Higher values of k imply lower variance in the infectious duration distribution.


🎯 Applicability and Limitations

Applications

  1. Modeling non-Markovian processes
    Appropriate when latency or infectivity duration clearly follows non-exponential distributions. Avoids unrealistic memoryless behavior.
  2. Tracking variable infectivity
    Essential for diseases like HIV/AIDS, where infectivity A(τ) is highly dependent on time since infection. The weights ωⱼ approximate this variation.
  3. Capturing richer dynamics
    Age-of-infection structure can generate oscillations, multi-wave behavior, or even chaos—dynamics impossible in classical SIR/SEIR models.
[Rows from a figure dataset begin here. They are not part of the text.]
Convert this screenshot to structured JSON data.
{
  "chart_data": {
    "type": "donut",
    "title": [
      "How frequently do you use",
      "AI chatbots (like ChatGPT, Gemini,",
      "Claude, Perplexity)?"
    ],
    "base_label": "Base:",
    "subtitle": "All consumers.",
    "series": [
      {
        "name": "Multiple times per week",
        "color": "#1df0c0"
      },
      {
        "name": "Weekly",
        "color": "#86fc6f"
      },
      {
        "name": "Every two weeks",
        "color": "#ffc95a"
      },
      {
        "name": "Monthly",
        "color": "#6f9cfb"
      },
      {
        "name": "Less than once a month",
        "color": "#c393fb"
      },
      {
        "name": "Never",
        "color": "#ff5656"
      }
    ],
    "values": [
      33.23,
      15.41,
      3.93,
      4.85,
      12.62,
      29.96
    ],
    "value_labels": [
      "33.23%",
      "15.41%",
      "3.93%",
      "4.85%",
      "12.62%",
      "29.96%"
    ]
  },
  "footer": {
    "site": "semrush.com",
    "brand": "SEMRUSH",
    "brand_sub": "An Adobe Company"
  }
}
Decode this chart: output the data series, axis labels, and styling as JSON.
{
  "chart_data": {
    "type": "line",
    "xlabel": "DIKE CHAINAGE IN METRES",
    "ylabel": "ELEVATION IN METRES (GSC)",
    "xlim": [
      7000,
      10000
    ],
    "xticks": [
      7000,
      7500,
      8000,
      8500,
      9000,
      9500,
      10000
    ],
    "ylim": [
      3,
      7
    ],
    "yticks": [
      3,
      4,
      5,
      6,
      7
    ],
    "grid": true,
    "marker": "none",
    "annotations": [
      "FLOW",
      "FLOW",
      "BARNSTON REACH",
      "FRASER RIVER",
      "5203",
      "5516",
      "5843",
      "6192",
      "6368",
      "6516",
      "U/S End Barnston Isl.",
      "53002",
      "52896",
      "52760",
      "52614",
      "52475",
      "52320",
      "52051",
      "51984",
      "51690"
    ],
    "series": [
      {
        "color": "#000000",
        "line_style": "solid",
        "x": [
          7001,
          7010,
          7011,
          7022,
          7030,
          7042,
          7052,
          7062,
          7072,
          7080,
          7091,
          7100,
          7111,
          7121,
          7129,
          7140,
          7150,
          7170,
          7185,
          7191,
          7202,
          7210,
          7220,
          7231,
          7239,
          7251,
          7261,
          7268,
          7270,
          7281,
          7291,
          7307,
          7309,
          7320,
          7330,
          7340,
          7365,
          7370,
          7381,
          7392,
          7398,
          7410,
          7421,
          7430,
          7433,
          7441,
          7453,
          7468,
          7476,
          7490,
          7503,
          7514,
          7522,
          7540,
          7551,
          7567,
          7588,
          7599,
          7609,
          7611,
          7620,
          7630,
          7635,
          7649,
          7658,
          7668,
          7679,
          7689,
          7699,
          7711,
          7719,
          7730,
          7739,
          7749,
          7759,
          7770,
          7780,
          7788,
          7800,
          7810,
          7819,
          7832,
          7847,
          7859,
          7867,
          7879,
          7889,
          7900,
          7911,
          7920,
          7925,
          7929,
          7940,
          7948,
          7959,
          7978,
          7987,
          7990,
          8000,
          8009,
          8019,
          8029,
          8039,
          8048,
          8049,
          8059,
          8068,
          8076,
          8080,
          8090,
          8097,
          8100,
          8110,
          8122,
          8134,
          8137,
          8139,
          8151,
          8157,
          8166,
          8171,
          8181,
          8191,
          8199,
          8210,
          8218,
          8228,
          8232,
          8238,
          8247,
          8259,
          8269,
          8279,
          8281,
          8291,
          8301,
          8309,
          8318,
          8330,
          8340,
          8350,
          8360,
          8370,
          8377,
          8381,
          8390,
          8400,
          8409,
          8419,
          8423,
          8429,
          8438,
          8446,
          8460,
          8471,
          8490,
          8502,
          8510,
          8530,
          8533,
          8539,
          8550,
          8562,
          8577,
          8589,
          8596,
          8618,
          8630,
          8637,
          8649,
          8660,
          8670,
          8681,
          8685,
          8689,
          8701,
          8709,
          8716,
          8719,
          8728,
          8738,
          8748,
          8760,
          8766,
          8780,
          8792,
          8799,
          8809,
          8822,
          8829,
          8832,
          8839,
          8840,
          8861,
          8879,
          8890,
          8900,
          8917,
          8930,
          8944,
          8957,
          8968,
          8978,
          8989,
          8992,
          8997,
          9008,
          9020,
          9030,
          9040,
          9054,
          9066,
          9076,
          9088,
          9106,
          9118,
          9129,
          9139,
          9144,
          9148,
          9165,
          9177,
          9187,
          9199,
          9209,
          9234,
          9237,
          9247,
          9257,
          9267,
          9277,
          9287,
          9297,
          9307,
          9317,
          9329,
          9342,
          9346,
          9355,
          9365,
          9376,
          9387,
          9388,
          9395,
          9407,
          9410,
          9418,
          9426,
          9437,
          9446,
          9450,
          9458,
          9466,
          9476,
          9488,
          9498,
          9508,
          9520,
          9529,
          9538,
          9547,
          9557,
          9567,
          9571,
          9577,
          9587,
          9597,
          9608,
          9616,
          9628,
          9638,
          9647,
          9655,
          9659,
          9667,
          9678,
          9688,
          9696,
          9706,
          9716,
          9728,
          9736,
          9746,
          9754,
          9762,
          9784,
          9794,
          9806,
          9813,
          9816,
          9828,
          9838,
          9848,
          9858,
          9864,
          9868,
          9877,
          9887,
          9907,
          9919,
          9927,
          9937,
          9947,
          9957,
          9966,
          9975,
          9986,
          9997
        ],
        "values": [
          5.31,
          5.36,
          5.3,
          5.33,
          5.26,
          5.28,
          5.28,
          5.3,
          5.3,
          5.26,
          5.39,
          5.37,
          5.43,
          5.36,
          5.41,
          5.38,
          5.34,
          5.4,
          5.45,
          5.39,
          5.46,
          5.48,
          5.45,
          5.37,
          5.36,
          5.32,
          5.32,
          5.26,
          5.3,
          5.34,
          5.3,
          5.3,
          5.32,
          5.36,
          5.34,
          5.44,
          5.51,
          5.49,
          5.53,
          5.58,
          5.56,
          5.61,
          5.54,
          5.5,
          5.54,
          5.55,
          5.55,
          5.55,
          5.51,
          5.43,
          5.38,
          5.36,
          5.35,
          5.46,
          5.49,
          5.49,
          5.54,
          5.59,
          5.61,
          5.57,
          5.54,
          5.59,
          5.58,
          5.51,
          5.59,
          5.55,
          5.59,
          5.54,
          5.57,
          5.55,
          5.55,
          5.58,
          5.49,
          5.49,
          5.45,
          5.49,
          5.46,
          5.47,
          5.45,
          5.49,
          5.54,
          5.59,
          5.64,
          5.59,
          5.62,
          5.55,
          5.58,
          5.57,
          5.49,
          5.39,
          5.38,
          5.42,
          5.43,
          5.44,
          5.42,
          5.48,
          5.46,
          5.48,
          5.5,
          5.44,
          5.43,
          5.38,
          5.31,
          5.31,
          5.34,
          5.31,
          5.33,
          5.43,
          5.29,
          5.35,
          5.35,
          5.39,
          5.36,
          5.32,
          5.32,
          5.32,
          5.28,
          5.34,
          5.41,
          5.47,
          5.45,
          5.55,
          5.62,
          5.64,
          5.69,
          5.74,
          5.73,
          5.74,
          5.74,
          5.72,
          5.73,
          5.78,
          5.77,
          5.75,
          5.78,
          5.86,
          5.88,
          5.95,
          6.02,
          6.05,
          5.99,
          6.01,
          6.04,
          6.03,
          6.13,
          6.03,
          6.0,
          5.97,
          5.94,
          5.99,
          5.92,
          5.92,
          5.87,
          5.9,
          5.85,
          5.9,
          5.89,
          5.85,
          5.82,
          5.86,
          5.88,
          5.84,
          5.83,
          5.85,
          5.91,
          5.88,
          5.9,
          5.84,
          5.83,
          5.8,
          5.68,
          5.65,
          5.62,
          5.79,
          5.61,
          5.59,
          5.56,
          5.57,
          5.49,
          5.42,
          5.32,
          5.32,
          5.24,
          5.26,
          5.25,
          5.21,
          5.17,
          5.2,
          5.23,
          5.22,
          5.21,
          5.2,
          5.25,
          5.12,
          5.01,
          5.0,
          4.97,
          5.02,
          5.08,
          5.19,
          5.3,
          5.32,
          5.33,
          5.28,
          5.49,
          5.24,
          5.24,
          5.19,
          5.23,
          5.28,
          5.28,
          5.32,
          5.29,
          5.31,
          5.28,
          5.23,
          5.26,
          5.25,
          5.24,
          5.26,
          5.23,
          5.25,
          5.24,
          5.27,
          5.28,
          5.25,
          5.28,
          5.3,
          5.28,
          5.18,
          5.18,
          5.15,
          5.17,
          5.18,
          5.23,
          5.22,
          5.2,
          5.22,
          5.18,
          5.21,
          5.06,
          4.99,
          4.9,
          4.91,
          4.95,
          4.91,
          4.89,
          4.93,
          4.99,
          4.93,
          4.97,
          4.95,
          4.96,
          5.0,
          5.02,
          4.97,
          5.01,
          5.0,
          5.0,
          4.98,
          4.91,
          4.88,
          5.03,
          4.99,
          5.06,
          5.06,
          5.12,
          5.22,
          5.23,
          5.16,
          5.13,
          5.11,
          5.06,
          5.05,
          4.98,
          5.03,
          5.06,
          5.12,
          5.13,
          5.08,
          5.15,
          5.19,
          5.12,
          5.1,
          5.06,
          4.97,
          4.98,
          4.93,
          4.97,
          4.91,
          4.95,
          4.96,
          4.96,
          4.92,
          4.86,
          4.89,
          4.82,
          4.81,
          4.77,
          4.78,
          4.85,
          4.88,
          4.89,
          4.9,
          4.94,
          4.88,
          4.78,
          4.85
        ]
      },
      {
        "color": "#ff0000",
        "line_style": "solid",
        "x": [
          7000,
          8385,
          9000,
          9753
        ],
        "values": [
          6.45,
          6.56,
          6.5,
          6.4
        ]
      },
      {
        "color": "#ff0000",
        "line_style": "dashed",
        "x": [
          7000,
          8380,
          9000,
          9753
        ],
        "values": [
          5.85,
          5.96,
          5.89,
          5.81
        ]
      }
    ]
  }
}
Assumptions and Weaknesses

  1. High dimensionality
    Adding k stages increases model size, making analysis and simulation more demanding.
  2. Difficult parameterization
    Infectivity weights ωⱼ are often hard to measure and must be estimated or assumed.
  3. Approximation of true delay equation
    The linear-chain ODE approach approximates the true distributed delay integral equation, trading accuracy for tractability.

📚 Selected References

  1. Kermack, W. O., & McKendrick, A. G. (1927). A contribution to the mathematical theory of epidemics.
  2. Hethcote, H. W. (2000). The mathematics of infectious diseases.
  3. Lloyd, A. L. (2001). Destabilization of epidemic models with the inclusion of realistic distributions of infectious periods.
  4. Hyman, J. M., & Stanley, E. A. (1988). Using mathematical models to understand the AIDS epidemic.
  5. Li, M. Y., & Liu, X. (2014). An SIR epidemic model with time delay and general non-linear incidence rate.